The rooster crowed uncertainly and a Pickles slipper came lobbing out of the dark from across the fence, landing with a crash against the dunny door.

Girl on the Switch

Rose Pickles discovered that she really could talk. The moment the big rumplebosomed lady conducting the interview finished her question, Rose knew she had it in the bag. She was off like a shot. The talk that came out of her mouth was like a spiritual inspiration: she was snappy, polite, discreet, accurate and cheerful. Around her she could hear the emporium’s turbine hum. Even as she spoke she knew she’d be joining that sound, and she’d never felt so capable in all her life. After the interview she excused herself, fought her way through a battalion of naked mannequins and threw up in the toilet.

She started in the morning.

You should start as an office girl, said Mrs Tisborn, work your way up. But you can talk and you can think, and I’m prepared to try you out on the switchboard. Don’t be grateful and don’t be late. You may learn to be grateful in time, but you may never learn to be late.

Each morning, before the heat had hold of the day, Rose got up and lit the rocket heater in the bathroom, ate a piece of toast or a carrot, and took a shower. Next door was quiet that first week. Normally there’d be the drag of chairs and the little woman’s shouts, the whole crew thumping down the stairs to a dawn breakfast, but this week they were subdued. The shop was open again but things were calm. At the steamy mirror Rose nicked odd dabs of this and that from her mother’s makeup box and pulled on the only decent skirt and blouse she had. Her shoes were scuffed and daggy and she had no stockings to wear, but no one was going to make her wear those awful black tights again with the darning scars all over them like the swamp plague.
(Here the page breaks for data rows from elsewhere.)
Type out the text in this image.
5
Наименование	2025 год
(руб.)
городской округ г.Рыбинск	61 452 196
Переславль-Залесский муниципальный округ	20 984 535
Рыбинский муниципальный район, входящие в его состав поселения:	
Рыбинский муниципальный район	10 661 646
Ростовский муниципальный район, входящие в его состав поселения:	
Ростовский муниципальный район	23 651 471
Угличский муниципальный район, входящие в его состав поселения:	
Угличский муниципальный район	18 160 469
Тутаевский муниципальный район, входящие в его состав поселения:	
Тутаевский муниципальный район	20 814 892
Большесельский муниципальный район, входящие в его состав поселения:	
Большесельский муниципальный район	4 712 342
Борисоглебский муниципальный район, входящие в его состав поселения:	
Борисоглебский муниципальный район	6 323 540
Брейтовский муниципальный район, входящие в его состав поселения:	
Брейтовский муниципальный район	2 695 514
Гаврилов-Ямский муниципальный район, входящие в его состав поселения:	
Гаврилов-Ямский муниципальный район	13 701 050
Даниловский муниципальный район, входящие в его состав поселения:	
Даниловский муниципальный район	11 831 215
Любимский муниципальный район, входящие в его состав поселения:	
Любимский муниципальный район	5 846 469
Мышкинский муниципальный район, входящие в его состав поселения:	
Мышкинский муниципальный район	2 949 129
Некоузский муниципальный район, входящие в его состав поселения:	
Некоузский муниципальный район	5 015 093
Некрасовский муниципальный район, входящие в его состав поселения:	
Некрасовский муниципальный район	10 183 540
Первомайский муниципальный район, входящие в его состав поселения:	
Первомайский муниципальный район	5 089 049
The first morning she thought she looked fair, but the moment she walked into Bairds she knew she looked like a sick dog’s breakfast and she’d have to crack hardy till pay day.

She got the train into Perth station. In the cramped carriages men smelled of serge and peppermints; their hair was all at the top of their heads and their ears stood out like taxi doors. The women smelled of cologne and stale sweat even this early and they seemed tired and distracted. Rose saw the veins strangling in their calves, saw how their dresses dragged up, and the way the older women’s feet seemed gnarled and disturbed by shoes whose platform soles looked better suited to knocking in nails than walking on.
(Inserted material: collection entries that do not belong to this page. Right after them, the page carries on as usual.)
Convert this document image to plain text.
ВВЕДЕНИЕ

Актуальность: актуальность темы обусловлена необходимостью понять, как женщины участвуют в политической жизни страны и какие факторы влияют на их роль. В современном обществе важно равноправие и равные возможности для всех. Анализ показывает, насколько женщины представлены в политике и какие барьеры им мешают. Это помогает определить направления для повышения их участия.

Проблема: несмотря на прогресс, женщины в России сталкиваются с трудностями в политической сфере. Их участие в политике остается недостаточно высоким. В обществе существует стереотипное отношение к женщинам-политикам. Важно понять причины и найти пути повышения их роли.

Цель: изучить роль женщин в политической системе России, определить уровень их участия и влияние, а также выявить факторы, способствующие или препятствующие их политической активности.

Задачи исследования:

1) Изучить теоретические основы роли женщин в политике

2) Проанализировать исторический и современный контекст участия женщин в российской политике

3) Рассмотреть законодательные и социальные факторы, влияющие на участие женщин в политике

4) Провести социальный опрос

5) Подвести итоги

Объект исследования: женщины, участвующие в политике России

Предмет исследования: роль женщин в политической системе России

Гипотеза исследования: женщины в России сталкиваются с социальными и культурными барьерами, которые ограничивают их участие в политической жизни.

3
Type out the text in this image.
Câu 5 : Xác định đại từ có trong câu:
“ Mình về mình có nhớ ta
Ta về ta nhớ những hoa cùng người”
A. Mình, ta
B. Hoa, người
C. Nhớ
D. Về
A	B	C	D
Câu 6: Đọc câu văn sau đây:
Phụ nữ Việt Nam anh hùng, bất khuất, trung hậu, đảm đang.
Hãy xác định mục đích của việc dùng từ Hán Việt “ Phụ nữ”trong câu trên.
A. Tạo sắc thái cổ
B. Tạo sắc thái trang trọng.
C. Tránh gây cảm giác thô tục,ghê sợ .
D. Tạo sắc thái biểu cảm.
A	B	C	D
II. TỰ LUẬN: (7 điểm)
West Perth rolled by and then the dark verandahs of Roe Street. From up on the rails the city looked choked. Cars, trolley-buses, surging workers, the elbow to elbow clutter of commerce. It didn’t have the plain, windy spaciousness of Geraldton’s main street, but Geraldton was barely a town compared to this. Rose liked the idea of sending herself into this furious movement every morning, and besides Geraldton had just become a childhood memory.

She crossed into Forrest Place where all the men with pinned-back sleeves and crutches and RSL badges were gathering to bitch and sigh together. The GPO was sombre and imposing. Murray Street bristled with commencement of business. As Rose went into Bairds the overhead fans were turning already and floor staff were flurrying to beat the supervisor’s opening hour walk. It was a great womanly adventure, it seemed.